The Barry said: "I don’t see it to anywhere near the same level in other codes / sports." Clearly then you have zero interest in soccer or RU. Those two are light-years ahead of anyone else in the Ref Whinging Stakes. I believe that it's a simple ratio which determines the whinging volume. The lower the scoring then the higher the whinging volume will be. eg. A soccer ref can make one mistake and your team loses 1-0, but an AFL ump can make a hatful of errors and it'll make no difference to the result. On another tack... What's happened in the NRL to the NFL inspired Video Challenge?

2017-04-20T16:38:56+00:00

Lidcombe Oval

Guest


Easy to be an arm chair critic - all these so called experts who think they can do better never have the bollocks to actual try it themselves though- A generation of knockers instead of doers or leaners instead of lifters

2017-04-20T11:41:39+00:00

The Barry

Roar Guru


Brisbane is an AFL heartland? I'm not saying blokes at the pub don't whinge about the refs.
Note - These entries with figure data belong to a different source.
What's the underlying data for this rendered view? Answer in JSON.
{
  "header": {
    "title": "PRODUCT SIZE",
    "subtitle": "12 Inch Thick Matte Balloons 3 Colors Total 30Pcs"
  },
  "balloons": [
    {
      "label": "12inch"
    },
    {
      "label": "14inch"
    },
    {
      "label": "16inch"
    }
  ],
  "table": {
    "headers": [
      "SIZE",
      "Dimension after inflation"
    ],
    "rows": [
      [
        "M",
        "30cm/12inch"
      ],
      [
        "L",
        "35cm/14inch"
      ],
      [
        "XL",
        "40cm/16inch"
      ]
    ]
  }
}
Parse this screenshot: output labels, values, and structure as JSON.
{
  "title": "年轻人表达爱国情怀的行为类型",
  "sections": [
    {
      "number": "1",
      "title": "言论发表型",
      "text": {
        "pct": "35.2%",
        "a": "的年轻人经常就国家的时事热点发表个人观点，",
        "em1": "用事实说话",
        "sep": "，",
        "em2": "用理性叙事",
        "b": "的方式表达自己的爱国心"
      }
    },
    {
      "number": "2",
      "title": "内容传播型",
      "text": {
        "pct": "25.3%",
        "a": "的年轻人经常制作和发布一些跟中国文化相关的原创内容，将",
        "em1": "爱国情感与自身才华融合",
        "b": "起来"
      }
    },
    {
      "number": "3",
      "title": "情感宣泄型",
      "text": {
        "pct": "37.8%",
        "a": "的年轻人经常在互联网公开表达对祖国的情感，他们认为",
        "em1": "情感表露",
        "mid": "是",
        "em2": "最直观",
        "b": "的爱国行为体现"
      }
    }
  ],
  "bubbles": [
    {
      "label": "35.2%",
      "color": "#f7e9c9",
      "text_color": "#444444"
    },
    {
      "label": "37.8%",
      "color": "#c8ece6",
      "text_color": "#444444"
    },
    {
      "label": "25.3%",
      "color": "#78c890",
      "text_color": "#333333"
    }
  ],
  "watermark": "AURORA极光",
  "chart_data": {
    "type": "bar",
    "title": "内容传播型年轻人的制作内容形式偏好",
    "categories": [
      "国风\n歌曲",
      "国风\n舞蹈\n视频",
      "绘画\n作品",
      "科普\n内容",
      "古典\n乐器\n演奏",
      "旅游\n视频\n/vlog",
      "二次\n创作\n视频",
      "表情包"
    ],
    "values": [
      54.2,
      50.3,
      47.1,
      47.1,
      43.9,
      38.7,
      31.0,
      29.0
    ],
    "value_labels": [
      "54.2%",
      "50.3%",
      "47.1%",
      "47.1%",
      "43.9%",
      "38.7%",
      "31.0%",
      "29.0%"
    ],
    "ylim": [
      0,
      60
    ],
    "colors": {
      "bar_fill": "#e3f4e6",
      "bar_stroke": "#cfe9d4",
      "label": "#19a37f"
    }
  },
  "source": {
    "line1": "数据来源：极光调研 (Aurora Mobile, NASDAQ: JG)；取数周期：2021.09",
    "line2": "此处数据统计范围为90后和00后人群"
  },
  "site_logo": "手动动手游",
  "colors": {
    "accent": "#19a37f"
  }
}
I'm saying that in rugby league there's an endemic culture from fans, players, coaches and media of actually blaming results on refs. I don't see it to anywhere near the same level in other codes / sports.

2017-04-20T10:51:10+00:00

AJ Mithen

Expert


Much as I'd love to see that Spruce - think of how badly that would get shredded by the press. The players can do no wrong - it will be the refs that cop it for actually doing their jobs!

2017-04-20T10:48:04+00:00

AJ Mithen

Expert


Great article Tim - it's interesting to contrast the approach of the NRL ref's fraternity and the AFL's - the AFL fiercely defend their guys even when admitting errors. Hanging blokes in public is a sure fire way to see an even bigger drop off in people interested in reffing, which is already at crisis levels.

AUTHOR

2017-04-20T10:40:54+00:00

Tim Gore

Expert


It's certainly an impression that's easy to get.

AUTHOR

2017-04-20T10:39:54+00:00

Tim Gore

Expert


I actually don't know! I know they've made lots of things that used to be scrims into hand overs. But I really don't know.

AUTHOR

2017-04-20T10:38:20+00:00

Tim Gore

Expert


My mate Dan Eastwood explained to me the physics of forward passes and why just because it went forward didn't mean it was forward... I glazed over. I like your idea.